Wer ins Wasser möchte, kann in einen der Baderollstühle, die am Strand zur Verfügung stehen, umsetzen und sich ins Wasser schieben lassen. Das Meer ist hier lange sehr flach und es bilden sich nur selten höhere Wellen, sodass ein sicheres und unbeschwertes Badevergnügen möglich ist. Die Badehäuser, die hinter den Dünen am Weg stehen, sind mit einer behindertengerechten Umkleidekabine sowie mit einer ebensolchen Toilette ausgestattet. So kann man sich sogar den ohnehin kurzen Weg ins Hotel sparen. Obwohl Lignano Sabbiadoro ein recht lebhafter und gut besuchter Touristenort ist, geht es am Strand des „Bella Italia Efa Village Sport & Family“ eher geruhsam zu. Selbst in der Hochsaison findet sich meistens zu jeder Tageszeit eine freie Liege beziehungsweise ein Rollstuhlplatz.

Gelebte Integration

Eine Besonderheit des Villagio ist sein integrativer Charakter. Familien, Jugendgruppen, Sportler, Individualtouristen und viele andere mehr verbringen hier ihren Urlaub – darunter eben auch viele Menschen mit Behinderung. Weil das manchmal zu Irritationen bei Gästen geführt hat, die noch keine Integrationserfahrung haben, weist das Hotel inzwischen bei der Buchung darauf hin. „Natürlich könnten wir den Anteil der Gäste mit Behinderung sofort drastisch senken“, berichtet Pietro Delaini. „Es ist uns aber eine große Freude, auch diese Menschen bei uns begrüßen zu dürfen und ihnen die Möglichkeit zu einem erholsamen Urlaub zu bieten.“ Und so begegnet man auf dem Gelände einer bunten (und seltenen) Mischung von Menschen mit und ohne (erkennbare) Behinderung.

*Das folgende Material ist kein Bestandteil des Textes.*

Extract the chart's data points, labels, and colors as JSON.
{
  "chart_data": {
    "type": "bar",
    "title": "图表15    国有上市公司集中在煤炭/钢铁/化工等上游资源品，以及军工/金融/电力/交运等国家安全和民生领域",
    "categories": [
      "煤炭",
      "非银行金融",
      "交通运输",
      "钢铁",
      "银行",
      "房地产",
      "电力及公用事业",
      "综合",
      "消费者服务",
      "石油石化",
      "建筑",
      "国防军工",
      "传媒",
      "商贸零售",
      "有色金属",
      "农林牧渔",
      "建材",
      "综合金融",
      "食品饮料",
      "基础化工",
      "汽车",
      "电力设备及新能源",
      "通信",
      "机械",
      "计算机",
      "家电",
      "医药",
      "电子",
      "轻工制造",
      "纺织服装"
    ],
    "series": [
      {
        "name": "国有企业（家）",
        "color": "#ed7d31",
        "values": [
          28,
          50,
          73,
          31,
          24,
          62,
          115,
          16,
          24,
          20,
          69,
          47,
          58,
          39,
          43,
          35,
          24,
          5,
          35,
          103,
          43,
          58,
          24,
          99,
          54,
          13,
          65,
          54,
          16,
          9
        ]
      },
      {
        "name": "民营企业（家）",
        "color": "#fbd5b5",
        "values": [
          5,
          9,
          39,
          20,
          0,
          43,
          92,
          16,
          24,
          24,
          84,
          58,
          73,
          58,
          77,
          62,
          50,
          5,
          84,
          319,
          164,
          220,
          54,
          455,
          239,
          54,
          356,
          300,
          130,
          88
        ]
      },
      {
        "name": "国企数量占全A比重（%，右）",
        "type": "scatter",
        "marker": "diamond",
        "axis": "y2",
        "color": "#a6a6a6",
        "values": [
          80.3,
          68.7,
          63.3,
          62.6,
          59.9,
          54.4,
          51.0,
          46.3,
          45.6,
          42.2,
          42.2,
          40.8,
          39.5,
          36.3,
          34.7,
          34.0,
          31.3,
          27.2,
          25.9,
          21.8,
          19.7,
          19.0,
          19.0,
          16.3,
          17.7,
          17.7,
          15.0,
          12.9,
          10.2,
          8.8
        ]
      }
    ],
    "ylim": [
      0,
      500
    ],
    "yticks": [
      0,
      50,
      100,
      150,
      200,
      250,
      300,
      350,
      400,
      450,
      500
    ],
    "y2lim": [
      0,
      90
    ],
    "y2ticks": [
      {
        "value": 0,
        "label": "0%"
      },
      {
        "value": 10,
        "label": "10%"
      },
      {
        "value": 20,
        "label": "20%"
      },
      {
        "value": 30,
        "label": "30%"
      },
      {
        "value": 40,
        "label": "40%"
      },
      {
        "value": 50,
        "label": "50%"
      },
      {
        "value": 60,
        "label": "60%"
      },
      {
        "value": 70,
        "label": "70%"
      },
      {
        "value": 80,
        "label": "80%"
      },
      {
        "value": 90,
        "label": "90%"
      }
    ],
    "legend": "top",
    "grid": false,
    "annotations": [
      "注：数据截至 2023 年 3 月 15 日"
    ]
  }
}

Zimmer des Hotels Bella Italia in Lignano
(c) MOBITIPP – Volker Neumann

Seit fünf Jahren betreibt Bella Italia das Resort in Lignano. „Eigentlich erst seit drei Jahren, zwei Jahre müssen wir wegen Corona abziehen“, berichtet Salgarella Ada. Davor gehörte das Gelände einer katholischen Einrichtung. Aus dieser Zeit stammt auch die komplett barrierefreie Gestaltung, die meistens so selbstverständlich umgesetzt wurde, dass sie nur dem geübten Betrachter auffällt. Der religiöse Hintergrund zeigt sich auch noch in den breiten, schlichten Gängen in den Häusern sowie in den Zimmern und Apartments, die einfach, aber mit allem, was man benötigt, ausgestattet sind. Insbesondere in den Zimmern der oberen Stockwerke verweilt der Blick ohnehin nicht lange drinnen, sondern wird magnetisch von der spektakulären Aussicht auf das Meer angezogen. Auf den großen Balkonen des Hauses „Alle Vela“ kann man den Ausblick auch als Rollstuhlfahrer in Ruhe genießen.

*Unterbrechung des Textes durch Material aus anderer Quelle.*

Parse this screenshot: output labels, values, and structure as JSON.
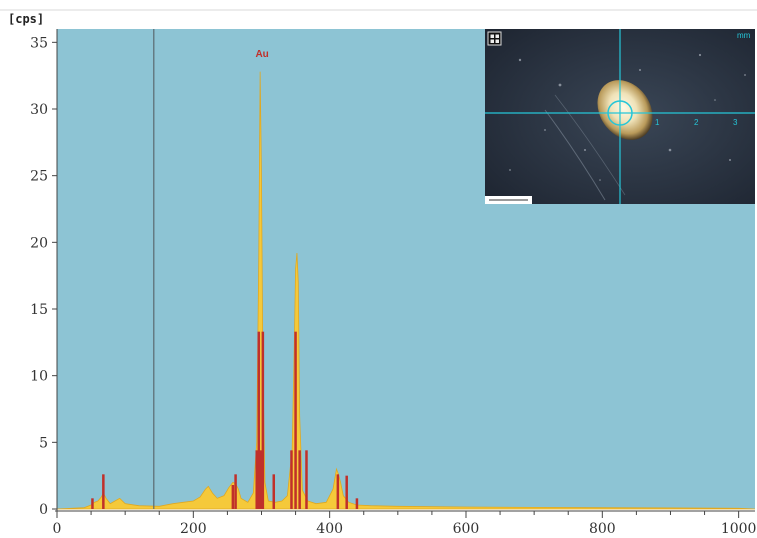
{
  "chart_data": {
    "type": "area",
    "title": "",
    "xlabel": "",
    "ylabel": "[cps]",
    "xlim": [
      0,
      1024
    ],
    "ylim": [
      0,
      36
    ],
    "x_ticks": [
      0,
      200,
      400,
      600,
      800,
      1000
    ],
    "y_ticks": [
      0,
      5,
      10,
      15,
      20,
      25,
      30,
      35
    ],
    "colors": {
      "background": "#8dc4d4",
      "spectrum_fill": "#f5c93a",
      "spectrum_edge": "#e0a820",
      "markers": "#c0302a",
      "cursor": "#5a6a70"
    },
    "cursor_x": 142,
    "peak_annotation": {
      "label": "Au",
      "x": 298,
      "y": 33
    },
    "spectrum": {
      "x": [
        0,
        40,
        50,
        55,
        60,
        65,
        68,
        72,
        78,
        85,
        92,
        100,
        120,
        150,
        170,
        185,
        200,
        210,
        218,
        222,
        228,
        235,
        245,
        252,
        258,
        262,
        266,
        270,
        280,
        288,
        293,
        296,
        298,
        300,
        302,
        305,
        310,
        320,
        330,
        338,
        345,
        348,
        350,
        352,
        354,
        356,
        360,
        368,
        380,
        395,
        405,
        410,
        413,
        416,
        420,
        428,
        440,
        460,
        500,
        600,
        700,
        800,
        900,
        1000,
        1024
      ],
      "y": [
        0,
        0.1,
        0.3,
        0.5,
        0.6,
        0.9,
        1.2,
        0.8,
        0.4,
        0.6,
        0.8,
        0.4,
        0.25,
        0.2,
        0.4,
        0.5,
        0.6,
        0.9,
        1.5,
        1.7,
        1.2,
        0.8,
        1.0,
        1.6,
        2.0,
        1.9,
        1.5,
        0.8,
        0.5,
        1.2,
        5.0,
        19.0,
        32.8,
        25.0,
        11.0,
        2.0,
        0.6,
        0.5,
        0.6,
        1.0,
        4.5,
        12.0,
        18.0,
        19.2,
        17.0,
        7.0,
        1.4,
        0.6,
        0.4,
        0.5,
        1.5,
        3.0,
        2.6,
        2.0,
        1.0,
        0.5,
        0.3,
        0.25,
        0.2,
        0.15,
        0.12,
        0.1,
        0.08,
        0.05,
        0
      ]
    },
    "markers": [
      {
        "x": 52,
        "y": 0.8
      },
      {
        "x": 68,
        "y": 2.6
      },
      {
        "x": 258,
        "y": 1.8
      },
      {
        "x": 262,
        "y": 2.6
      },
      {
        "x": 293,
        "y": 4.4
      },
      {
        "x": 296,
        "y": 13.3
      },
      {
        "x": 299,
        "y": 4.4
      },
      {
        "x": 302,
        "y": 13.3
      },
      {
        "x": 318,
        "y": 2.6
      },
      {
        "x": 344,
        "y": 4.4
      },
      {
        "x": 350,
        "y": 13.3
      },
      {
        "x": 356,
        "y": 4.4
      },
      {
        "x": 366,
        "y": 4.4
      },
      {
        "x": 412,
        "y": 2.6
      },
      {
        "x": 425,
        "y": 2.5
      },
      {
        "x": 440,
        "y": 0.8
      }
    ]
  },
  "inset": {
    "scale_labels": [
      "1",
      "2",
      "3"
    ],
    "corner_label": "mm"
  }
}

Bequeme Anreise mit dem Auto

Das Konzept des „Bella Italia Efa Village Sport & Family“ scheint sich auszuzahlen. Zwar hatte das Resort wie so viele andere durch Corona eine schwere Zeit, inzwischen ist es aber in der Hochsaison oftmals über Wochen ausgebucht. Wer also einen Platz an der Sonne ergattern möchte, sollte sich rechtzeitig darum bemühen. Sowohl auf der Internetseite des Hotels https://www.bellaitaliavillage.com/de/ als auch bei einigen Reiseveranstaltern kann man eine Buchung vornehmen. Für Besucher aus den südlichen Regionen Deutschlands hat das „Bella Italia Efa Village Sport & Family“ den Vorteil, dass es bequem in einer Tagesreise mit dem Auto erreichbar ist. Von München aus sind es etwa fünf Stunden Fahrt, von Frankfurt a.M. ungefähr neun. Die sonst oft aufwendige (und nicht immer beruhigende) Mitnahme von Hilfsmitteln im Flugzeug entfällt dadurch. In der Regel kann das eigene Fahrzeug sogar in unmittelbarer Nähe der Unterkunft geparkt werden. Das erleichtert auch Ausflüge in die nähere und weitere Umgebung.

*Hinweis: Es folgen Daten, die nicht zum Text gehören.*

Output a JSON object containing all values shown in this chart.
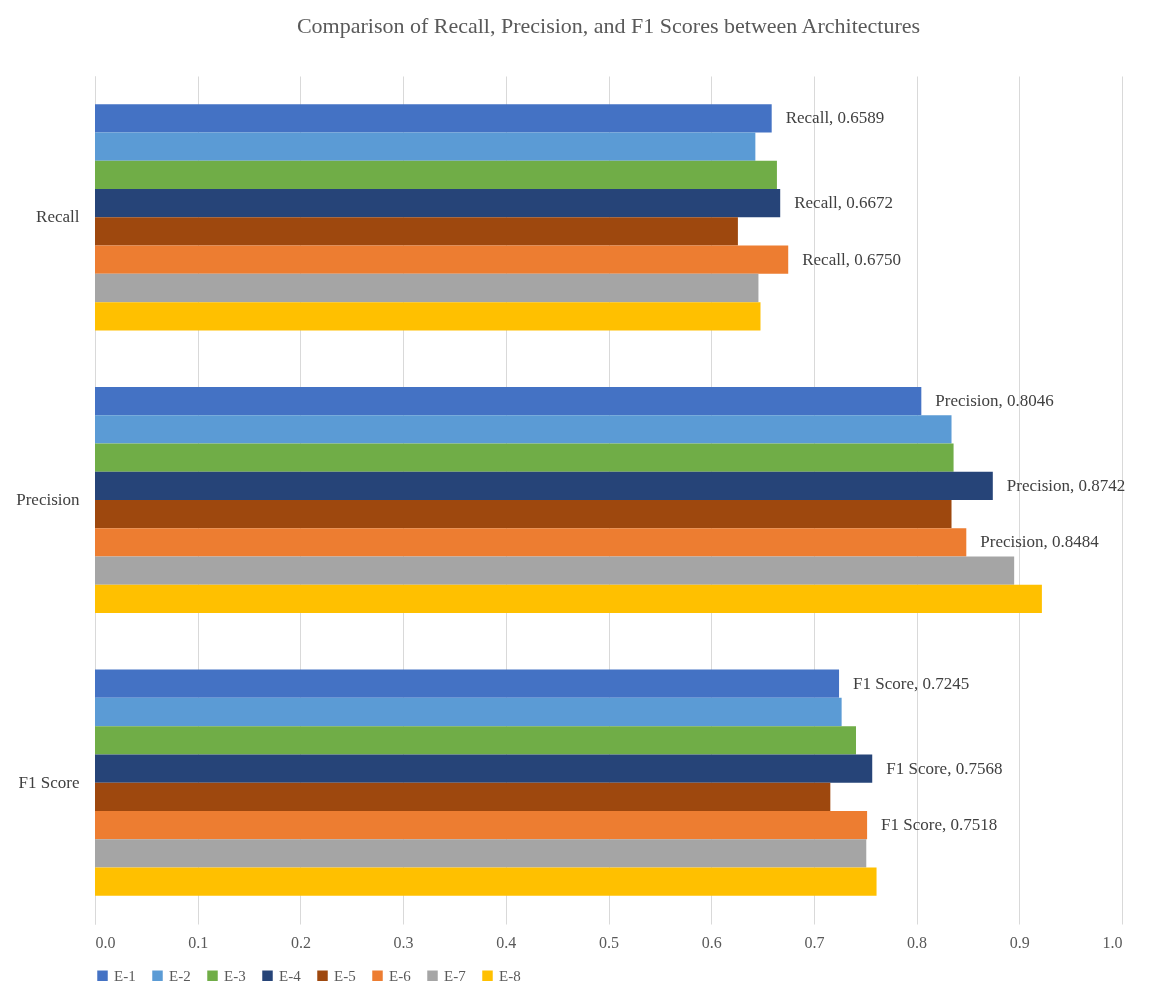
{
  "chart_data": {
    "type": "bar",
    "orientation": "horizontal",
    "title": "Comparison of Recall, Precision, and F1 Scores between Architectures",
    "categories": [
      "Recall",
      "Precision",
      "F1 Score"
    ],
    "series": [
      {
        "name": "E-1",
        "color": "#4472c4",
        "values": [
          0.6589,
          0.8046,
          0.7245
        ],
        "value_labels": [
          "Recall, 0.6589",
          "Precision, 0.8046",
          "F1 Score, 0.7245"
        ]
      },
      {
        "name": "E-2",
        "color": "#5b9bd5",
        "values": [
          0.643,
          0.834,
          0.727
        ]
      },
      {
        "name": "E-3",
        "color": "#70ad47",
        "values": [
          0.664,
          0.836,
          0.741
        ]
      },
      {
        "name": "E-4",
        "color": "#264478",
        "values": [
          0.6672,
          0.8742,
          0.7568
        ],
        "value_labels": [
          "Recall, 0.6672",
          "Precision, 0.8742",
          "F1 Score, 0.7568"
        ]
      },
      {
        "name": "E-5",
        "color": "#9e480e",
        "values": [
          0.626,
          0.834,
          0.716
        ]
      },
      {
        "name": "E-6",
        "color": "#ed7d31",
        "values": [
          0.675,
          0.8484,
          0.7518
        ],
        "value_labels": [
          "Recall, 0.6750",
          "Precision, 0.8484",
          "F1 Score, 0.7518"
        ]
      },
      {
        "name": "E-7",
        "color": "#a5a5a5",
        "values": [
          0.646,
          0.895,
          0.751
        ]
      },
      {
        "name": "E-8",
        "color": "#ffc000",
        "values": [
          0.648,
          0.922,
          0.761
        ]
      }
    ],
    "xlim": [
      0,
      1
    ],
    "xticks": [
      {
        "value": 0,
        "label": "0.0"
      },
      {
        "value": 0.1,
        "label": "0.1"
      },
      {
        "value": 0.2,
        "label": "0.2"
      },
      {
        "value": 0.3,
        "label": "0.3"
      },
      {
        "value": 0.4,
        "label": "0.4"
      },
      {
        "value": 0.5,
        "label": "0.5"
      },
      {
        "value": 0.6,
        "label": "0.6"
      },
      {
        "value": 0.7,
        "label": "0.7"
      },
      {
        "value": 0.8,
        "label": "0.8"
      },
      {
        "value": 0.9,
        "label": "0.9"
      },
      {
        "value": 1,
        "label": "1.0"
      }
    ],
    "grid": "x",
    "legend": "bottom"
  }
}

Für Ausflüge bietet die Gegend um Lignano einige Möglichkeiten. Sowohl Venedig als auch Trieste sind etwa 100 Kilometer entfernt und jeweils einen Besuch wert. Weingüter in der näheren Umgebung locken mit Besichtigungen und Verköstigungen. Auch in der Lagune von Lignano lässt sich manches entdecken, zum Beispiel im nur eine halbe Auto- oder Schiffsstunde entfernten Marano mit seiner malerischen Innenstadt und seinem kleinen, aber – natürlich – barrierefreien Naturschutzgebiet. Darüber hinaus locken kleinere und größere touristische Attraktionen wie Freizeitparks die Besucher. Die nächste und einfachste Möglichkeit für Ausflüge bietet die Strandpromenade von Lignano Sabbiadoro. Die erreicht man direkt aus dem Feriendorf „Bella Italia Efa Village Sport & Family“ um dort einfach dem munteren Treiben zuzusehen, ein echtes italienisches Eis oder einen Sundowner in einem der Cafés zu genießen.

 

Badezimmer

Badezimmer des Hotels Bella Italia
(c) MOBITIPP – Volker Neumann

(Text: Volker Neumann)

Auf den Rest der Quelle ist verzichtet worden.